とある国の下町の娼婦から生まれた僕は、王の子供として6歳の頃に城に連れて行かれた。

城では、奴隷のような扱いが待っていた。

王の血を引いていても娼婦の子供なので、王位継承権なんてないに等しい。

なんなら存在が疎ましく、城になんか置きたくなかったのだろう。

それでも、王族の血を持つから放置はできなかったのである。

部屋は物置き、食事は二日に一食カビの生えたパンと泥水。

……たぶん、嫌がらせ込みの食事なんだと思う。

朝早くから夜遅くまで働かされて、会う人皆から暴言吐かれて、兄弟だという兄姉達からイジメられて……。



愛されたいという子供としての感情は、殺すしかなかった。

生きることが嫌になるけれど、僕が死ぬことを僕は納得できないから生きていた。

まぁ、たぶん周りは僕が何らかの理由で死んだり、自害することを望んでいたのかもしれなかったけれど……。

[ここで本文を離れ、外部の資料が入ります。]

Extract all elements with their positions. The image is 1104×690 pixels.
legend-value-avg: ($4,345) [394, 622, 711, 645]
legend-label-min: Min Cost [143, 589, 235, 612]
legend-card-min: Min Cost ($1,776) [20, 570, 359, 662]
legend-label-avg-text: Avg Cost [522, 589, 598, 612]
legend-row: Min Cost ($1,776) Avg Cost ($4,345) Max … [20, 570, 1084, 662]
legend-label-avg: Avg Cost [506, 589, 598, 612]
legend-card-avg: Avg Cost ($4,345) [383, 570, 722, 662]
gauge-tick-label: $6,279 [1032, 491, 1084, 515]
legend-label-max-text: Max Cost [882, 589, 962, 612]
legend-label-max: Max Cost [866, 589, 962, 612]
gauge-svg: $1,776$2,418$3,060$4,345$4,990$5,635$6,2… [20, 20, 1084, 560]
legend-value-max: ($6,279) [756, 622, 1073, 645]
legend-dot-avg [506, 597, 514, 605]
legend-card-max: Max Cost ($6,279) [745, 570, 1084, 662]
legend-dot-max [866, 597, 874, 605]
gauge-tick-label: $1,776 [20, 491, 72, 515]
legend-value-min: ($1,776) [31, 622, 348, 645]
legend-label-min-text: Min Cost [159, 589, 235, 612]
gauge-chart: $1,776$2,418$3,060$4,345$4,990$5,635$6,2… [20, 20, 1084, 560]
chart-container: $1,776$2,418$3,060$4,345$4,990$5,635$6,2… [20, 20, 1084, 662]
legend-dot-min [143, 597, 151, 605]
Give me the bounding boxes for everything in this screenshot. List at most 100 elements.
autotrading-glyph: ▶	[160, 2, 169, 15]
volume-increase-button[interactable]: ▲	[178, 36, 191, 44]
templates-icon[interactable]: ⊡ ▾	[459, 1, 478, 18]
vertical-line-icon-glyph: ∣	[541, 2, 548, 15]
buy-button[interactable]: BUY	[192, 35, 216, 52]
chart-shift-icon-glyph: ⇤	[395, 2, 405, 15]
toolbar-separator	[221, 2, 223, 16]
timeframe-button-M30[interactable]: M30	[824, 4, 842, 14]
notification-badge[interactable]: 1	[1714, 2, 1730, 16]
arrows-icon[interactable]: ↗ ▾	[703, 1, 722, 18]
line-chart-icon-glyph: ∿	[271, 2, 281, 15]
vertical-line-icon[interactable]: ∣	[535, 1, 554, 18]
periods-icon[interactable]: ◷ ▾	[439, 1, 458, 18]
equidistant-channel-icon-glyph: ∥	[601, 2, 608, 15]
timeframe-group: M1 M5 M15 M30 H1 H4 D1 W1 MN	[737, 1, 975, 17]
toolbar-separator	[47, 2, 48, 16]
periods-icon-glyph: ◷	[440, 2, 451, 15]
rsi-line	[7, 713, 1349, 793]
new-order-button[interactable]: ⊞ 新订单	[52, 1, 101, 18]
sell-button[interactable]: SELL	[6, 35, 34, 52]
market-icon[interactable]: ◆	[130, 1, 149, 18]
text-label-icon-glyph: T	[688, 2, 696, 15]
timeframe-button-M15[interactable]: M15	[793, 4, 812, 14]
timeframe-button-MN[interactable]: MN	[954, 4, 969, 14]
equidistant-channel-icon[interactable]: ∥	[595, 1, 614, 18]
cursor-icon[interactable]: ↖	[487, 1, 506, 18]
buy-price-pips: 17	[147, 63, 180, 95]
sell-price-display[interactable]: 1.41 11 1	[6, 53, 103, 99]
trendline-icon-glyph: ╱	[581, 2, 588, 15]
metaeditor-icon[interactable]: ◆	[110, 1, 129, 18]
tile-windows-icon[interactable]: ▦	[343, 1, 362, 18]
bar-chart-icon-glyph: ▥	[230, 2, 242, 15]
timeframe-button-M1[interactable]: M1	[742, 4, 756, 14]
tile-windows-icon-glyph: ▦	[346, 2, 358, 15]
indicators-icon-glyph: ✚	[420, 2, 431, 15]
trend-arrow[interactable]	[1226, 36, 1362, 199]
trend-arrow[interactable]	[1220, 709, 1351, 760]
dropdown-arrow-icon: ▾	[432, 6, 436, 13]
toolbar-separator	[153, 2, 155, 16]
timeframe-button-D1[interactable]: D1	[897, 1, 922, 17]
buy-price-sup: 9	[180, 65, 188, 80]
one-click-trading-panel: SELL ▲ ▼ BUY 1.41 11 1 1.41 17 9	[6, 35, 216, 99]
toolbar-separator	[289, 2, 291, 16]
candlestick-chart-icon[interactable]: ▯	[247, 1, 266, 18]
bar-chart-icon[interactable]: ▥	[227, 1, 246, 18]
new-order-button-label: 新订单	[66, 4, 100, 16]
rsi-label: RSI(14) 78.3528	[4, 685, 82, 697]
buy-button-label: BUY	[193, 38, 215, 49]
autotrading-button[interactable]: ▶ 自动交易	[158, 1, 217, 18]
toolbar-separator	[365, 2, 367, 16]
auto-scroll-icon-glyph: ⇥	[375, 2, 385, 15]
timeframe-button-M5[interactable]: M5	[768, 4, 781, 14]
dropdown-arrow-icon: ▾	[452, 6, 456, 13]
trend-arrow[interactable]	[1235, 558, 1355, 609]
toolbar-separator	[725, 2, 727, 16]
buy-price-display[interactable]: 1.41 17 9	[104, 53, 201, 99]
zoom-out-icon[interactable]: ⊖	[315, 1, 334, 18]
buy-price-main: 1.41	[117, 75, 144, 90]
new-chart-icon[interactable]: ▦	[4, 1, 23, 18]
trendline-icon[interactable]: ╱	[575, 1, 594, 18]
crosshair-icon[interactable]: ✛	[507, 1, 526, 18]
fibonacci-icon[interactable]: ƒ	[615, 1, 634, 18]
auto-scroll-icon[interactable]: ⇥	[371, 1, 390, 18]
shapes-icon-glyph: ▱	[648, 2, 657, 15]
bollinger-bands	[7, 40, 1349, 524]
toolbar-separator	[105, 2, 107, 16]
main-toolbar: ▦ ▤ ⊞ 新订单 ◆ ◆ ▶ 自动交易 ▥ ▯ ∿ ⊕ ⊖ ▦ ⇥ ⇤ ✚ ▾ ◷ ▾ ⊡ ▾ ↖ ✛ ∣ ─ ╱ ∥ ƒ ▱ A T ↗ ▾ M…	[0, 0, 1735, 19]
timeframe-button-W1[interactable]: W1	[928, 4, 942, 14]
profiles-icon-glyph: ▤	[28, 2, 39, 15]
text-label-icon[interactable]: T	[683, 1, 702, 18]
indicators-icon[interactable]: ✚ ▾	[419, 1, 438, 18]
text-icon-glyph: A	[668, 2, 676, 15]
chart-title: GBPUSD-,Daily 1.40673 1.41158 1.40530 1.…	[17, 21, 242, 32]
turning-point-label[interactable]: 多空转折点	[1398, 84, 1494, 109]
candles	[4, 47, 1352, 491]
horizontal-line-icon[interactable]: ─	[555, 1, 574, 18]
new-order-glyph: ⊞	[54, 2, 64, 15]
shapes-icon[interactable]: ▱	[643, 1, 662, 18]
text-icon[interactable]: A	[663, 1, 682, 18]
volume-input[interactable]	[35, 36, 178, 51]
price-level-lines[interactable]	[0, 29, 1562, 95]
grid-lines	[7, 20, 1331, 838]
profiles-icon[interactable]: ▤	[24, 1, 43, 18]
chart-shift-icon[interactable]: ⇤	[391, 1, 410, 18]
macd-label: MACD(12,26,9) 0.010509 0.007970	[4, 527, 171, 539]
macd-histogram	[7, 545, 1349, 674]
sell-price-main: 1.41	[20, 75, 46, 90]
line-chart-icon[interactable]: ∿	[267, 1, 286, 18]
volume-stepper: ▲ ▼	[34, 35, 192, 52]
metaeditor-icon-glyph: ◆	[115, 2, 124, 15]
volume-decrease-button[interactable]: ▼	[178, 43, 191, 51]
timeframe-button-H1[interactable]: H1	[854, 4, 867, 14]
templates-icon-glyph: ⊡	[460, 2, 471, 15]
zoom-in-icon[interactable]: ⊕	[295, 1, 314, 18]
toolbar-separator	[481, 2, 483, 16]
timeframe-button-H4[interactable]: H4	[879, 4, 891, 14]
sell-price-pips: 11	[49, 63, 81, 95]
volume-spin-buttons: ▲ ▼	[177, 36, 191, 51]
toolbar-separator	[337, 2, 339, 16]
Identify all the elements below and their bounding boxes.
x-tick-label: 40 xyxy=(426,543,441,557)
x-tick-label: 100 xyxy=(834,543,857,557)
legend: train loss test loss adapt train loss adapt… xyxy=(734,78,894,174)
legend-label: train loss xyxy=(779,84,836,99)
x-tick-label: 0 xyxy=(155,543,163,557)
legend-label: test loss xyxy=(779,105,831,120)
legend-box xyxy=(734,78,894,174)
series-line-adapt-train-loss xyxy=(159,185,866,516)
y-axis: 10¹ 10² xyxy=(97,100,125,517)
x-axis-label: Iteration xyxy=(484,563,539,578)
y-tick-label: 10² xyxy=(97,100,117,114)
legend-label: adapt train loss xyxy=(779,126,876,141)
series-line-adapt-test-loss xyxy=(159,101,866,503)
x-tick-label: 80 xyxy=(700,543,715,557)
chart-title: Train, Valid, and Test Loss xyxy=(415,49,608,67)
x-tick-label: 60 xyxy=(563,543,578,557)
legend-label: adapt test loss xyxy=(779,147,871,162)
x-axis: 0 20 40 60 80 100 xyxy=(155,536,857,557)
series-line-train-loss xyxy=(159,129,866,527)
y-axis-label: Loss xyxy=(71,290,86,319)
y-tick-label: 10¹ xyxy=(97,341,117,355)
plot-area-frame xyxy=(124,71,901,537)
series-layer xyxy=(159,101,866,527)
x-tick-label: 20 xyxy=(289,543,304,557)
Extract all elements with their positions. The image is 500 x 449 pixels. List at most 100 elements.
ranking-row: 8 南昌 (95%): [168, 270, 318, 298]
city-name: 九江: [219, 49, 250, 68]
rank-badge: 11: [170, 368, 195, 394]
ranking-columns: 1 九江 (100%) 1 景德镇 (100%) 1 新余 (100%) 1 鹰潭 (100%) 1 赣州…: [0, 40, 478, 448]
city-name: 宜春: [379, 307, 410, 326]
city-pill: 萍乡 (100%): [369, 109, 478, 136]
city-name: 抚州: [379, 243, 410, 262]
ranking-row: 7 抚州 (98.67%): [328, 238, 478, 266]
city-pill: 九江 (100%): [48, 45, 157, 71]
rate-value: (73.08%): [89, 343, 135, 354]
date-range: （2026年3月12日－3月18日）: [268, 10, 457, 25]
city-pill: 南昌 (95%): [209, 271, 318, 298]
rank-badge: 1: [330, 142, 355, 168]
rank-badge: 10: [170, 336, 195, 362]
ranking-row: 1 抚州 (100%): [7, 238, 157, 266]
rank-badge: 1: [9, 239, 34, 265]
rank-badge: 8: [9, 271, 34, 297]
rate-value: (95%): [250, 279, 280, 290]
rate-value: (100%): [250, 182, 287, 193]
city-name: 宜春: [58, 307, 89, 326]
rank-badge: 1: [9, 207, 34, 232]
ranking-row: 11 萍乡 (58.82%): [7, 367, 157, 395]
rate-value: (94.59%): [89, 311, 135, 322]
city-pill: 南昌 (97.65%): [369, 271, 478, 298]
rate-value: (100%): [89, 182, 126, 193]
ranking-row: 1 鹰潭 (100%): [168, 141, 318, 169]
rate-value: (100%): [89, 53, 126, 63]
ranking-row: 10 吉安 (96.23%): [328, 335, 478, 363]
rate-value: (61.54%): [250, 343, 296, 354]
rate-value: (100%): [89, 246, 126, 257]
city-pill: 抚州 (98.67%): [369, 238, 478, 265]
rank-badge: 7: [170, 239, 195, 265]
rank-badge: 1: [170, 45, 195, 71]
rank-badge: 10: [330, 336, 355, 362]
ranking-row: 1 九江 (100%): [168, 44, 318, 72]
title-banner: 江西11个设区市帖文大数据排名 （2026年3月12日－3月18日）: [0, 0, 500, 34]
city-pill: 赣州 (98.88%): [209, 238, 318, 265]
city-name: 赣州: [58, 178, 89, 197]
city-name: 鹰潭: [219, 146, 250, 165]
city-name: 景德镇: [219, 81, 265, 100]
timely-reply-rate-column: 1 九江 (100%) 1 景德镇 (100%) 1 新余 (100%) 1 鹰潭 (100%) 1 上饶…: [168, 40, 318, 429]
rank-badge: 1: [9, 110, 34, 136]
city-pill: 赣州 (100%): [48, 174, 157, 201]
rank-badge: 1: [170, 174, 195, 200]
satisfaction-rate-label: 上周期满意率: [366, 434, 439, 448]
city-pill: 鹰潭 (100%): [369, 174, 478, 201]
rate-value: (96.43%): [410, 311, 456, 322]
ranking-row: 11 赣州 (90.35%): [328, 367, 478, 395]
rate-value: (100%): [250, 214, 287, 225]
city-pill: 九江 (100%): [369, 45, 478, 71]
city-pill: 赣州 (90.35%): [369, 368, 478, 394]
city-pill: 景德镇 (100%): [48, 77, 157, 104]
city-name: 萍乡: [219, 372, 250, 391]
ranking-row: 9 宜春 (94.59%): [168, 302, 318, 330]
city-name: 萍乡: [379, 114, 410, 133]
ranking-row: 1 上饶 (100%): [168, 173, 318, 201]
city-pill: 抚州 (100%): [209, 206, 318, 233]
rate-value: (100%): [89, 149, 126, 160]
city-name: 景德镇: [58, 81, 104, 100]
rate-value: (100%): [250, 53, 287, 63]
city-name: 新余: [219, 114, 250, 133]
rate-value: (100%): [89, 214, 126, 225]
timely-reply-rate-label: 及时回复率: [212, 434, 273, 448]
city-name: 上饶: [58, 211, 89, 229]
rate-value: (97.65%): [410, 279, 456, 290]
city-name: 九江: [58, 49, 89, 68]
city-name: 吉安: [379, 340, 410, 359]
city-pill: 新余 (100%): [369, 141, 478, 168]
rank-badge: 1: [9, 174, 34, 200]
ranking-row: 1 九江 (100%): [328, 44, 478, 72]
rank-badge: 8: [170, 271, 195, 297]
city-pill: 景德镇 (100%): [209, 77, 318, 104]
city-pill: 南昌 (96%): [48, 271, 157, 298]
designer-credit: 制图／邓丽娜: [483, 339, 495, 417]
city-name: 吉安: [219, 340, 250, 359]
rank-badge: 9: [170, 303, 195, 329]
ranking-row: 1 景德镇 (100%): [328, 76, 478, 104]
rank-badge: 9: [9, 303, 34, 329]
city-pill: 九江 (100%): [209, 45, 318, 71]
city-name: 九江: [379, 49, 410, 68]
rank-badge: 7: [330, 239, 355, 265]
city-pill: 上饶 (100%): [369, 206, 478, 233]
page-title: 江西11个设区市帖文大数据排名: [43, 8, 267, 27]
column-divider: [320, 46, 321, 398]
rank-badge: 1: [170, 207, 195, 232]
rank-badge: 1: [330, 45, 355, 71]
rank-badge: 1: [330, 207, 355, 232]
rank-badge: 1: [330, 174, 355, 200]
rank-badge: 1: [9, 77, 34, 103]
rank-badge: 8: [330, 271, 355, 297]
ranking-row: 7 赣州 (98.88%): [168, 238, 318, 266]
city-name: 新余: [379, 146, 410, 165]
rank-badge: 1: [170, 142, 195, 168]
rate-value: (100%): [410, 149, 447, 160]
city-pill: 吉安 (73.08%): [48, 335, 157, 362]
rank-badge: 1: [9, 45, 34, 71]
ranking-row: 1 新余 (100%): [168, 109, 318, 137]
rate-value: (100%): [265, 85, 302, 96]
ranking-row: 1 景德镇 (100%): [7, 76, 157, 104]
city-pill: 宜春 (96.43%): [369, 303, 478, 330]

そんなある日の真夜中、僕はその部屋に迷い込んでしまったのである。

「おや、いらっしゃい」

部屋の中には、今まで一度もみたことがないほどの美人が優しく微笑んでいたのだ。

僕は、母にも優しくされたことがないから、つい吸い寄せられるようにその美人に近寄った。

「可愛い子だね。名前はなんというのかな?」

「ルイ」

「そうか、ルイというんだね。私はリゼラローズ。私を知っているかな?」

名前を呼んでもらえて、嬉しくて胸がドキドキとする。

知っているかと聞くということは、もしかして有名な人なのかな?

「ううん、知らない。ごめんなさい」

「謝らなくていいよ。私はね、ここに閉じ込められているんだ」

「そうなの?」

酷い……。

こんな美人な優しそうな人を閉じ込めるなんて、そんなの酷いよ。

誰がそんな酷いことをしたのかな。

「出たいけれど、あの扉は王族にしか開けられない。私が部屋から出るには、誰か王族が出してくれないとダメなんだ」

「王族……。王族に閉じ込められてるの?」

「そうだよ。……ねぇ、ルイ。私を出してくれないかな?みたところ、良い扱いを受けていないようにみえる。ねぇ、一緒に逃げようよ」

僕は、王族として認められてないけれど、この身体には間違いなく王族の血が流れて、それが理由で僕はここにいる。

……この、地獄に。

僕はほんの少し悩んだけれど……。

「私だけが君を愛しているよ」

その言葉で、僕はリゼラローズを連れて逃げ出した。



その言葉が、僕を利用するための嘘だとは気づいていたよ。

けれど、嘘でも良かったんだ。

優しくしてくれて、愛してくれて、名前を呼んでくれるなら……。

……嘘でも僕は嬉しいから。



この脱走は無計画だったけれど、部屋から出た後はリゼラローズの魔法か何かで、一瞬で僕達は森の中にいた。

「ふふ、私はもう自由だ。ありがとうルイ」

「リゼラローズ、嬉しい?」

「嬉しいよ。やっと私の恨みを晴らせるからね。朝になる頃には、あの国の生きとし生けるもの全てが死に絶える」

「え……」

「あぁ、ルイにちゃんと私のことを教えないとね。私は、元・繁栄と希望の神リゼラローズで、現・終焉と絶望の邪神。これからはリゼと呼んでいいからね」

嬉しそうな笑顔をみせるリゼ。

国のことを僕はなんとも思っていなかったから、リゼが嬉しいなら良かったと思う。



その後僕達は、二人で冒険者になった。

冒険者は年齢とか関係ないから、その頃8歳だった僕でも無事になれたんだ。

そして年月が過ぎて僕が大人になった日に、僕はリゼに結婚前提の告白をした。

それまで散々好き好きアピールをしていたので、リゼは嬉しそうに告白を受け入れてくれたよ。

……もう、あの最初の頃の嘘の愛はない。

だって僕達は深く愛しあっているからね。